Writer-director Abdelhamid Bouchnak blurs things a little by starting out as if he’s going to address the persecution of accused witches in North Africa, but then switches tack to concentrate on crimes committed by people who think they’re witches – not a subtle difference.  The leads are younger, ‘westernised’ film students Yassmine (Yassmine Dimassi) and Bilel (Bilel Slatnia), whose pal Walid (Aziz Jbali) tips them off to a potential story about Mongia (Hela Ayed), an institutionalised woman asylum staff believe is a witch,  The trio hare off into danger, getting past the Paris-educated director of the institute (who stops being affable and claims there’s no such patient when asked about Mongia in an interview) and bribing an overly friendly night nurse to get into the strange woman’s cell.  Then, they track the story back to Dachra, a remote village where women aren’t allowed to talk to outsiders and bizarre practices take place just round every corner.

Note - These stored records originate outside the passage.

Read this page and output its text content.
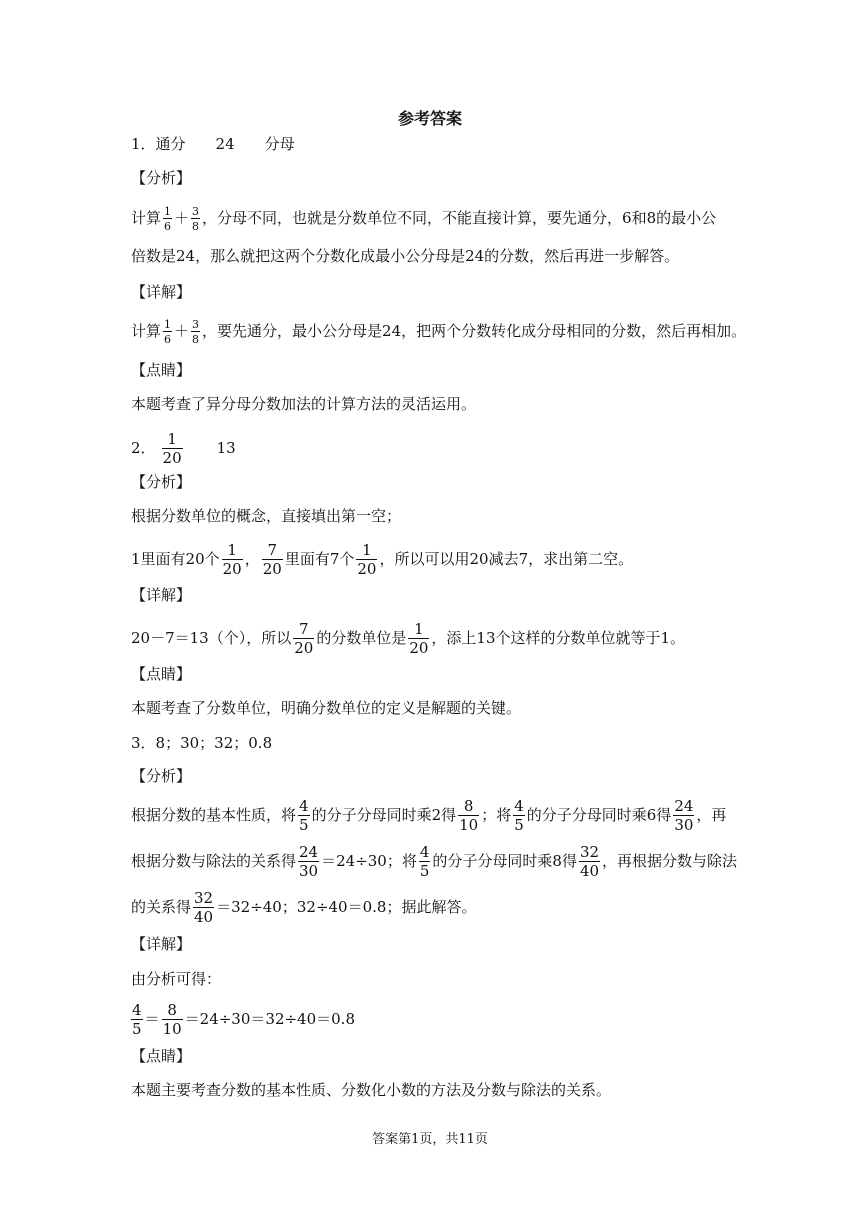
参考答案
1．通分　　24　　分母
【分析】
计算 $\frac{1}{6} + \frac{3}{8}$ ，分母不同，也就是分数单位不同，不能直接计算，要先通分，6和8的最小公
倍数是24，那么就把这两个分数化成最小公分母是24的分数，然后再进一步解答。
【详解】
计算 $\frac{1}{6} + \frac{3}{8}$ ，要先通分，最小公分母是24，把两个分数转化成分母相同的分数，然后再相加。
【点睛】
本题考查了异分母分数加法的计算方法的灵活运用。
2． $\frac{1}{20} 13$
【分析】
根据分数单位的概念，直接填出第一空；
1里面有20个 $\frac{1}{20}$ ， $\frac{7}{20}$ 里面有7个 $\frac{1}{20}$ ，所以可以用20减去7，求出第二空。
【详解】
20－7＝13（个），所以 $\frac{7}{20}$ 的分数单位是 $\frac{1}{20}$ ，添上13个这样的分数单位就等于1。
【点睛】
本题考查了分数单位，明确分数单位的定义是解题的关键。
3．8；30；32；0.8
【分析】
根据分数的基本性质，将 $\frac{4}{5}$ 的分子分母同时乘2得 $\frac{8}{10}$ ；将 $\frac{4}{5}$ 的分子分母同时乘6得 $\frac{24}{30}$ ，再
根据分数与除法的关系得 $\frac{24}{30} =24\div 30$；将 $\frac{4}{5}$ 的分子分母同时乘8得 $\frac{32}{40}$ ，再根据分数与除法
的关系得 $\frac{32}{40} =32\div 40$；32÷40＝0.8；据此解答。
【详解】
由分析可得：
$\frac{4}{5} = \frac{8}{10} =24\div 30=32\div 40=0.8$
【点睛】
本题主要考查分数的基本性质、分数化小数的方法及分数与除法的关系。
答案第1页，共11页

The plot has a few stings and surprises, but isn’t anything horror fans won’t pick up on – there’s even a slight echo of the ghoul village episode of The Monster Club – and it’s hard to parse the film’s attitude.  In horror movie convention, rational young folk who don’t believe in witches are fools and religiously-minded elders who take stern action against supernatural evil are wise and admirable – which is always an issue in based-on-fact horror, which seems to ask us to look at real-world abusers as Van Helsing-type heroes (The Exorcism of Emily Rose is the worst offender here, but even The Exorcist isn’t beyond rebuke).  Opening up new territory for horror, literally, Bouchnak risks making a more sophisticated version of Nigerian anti-witch horrors like End of the Wicked.  The film is also a little languid, with slightly too much byplay between the three leads – though there are clues nicely embedded in the chat – and not much in the way of visceral horror, though it does spring some startling imagery and has a nice atmosphere of creeping dread.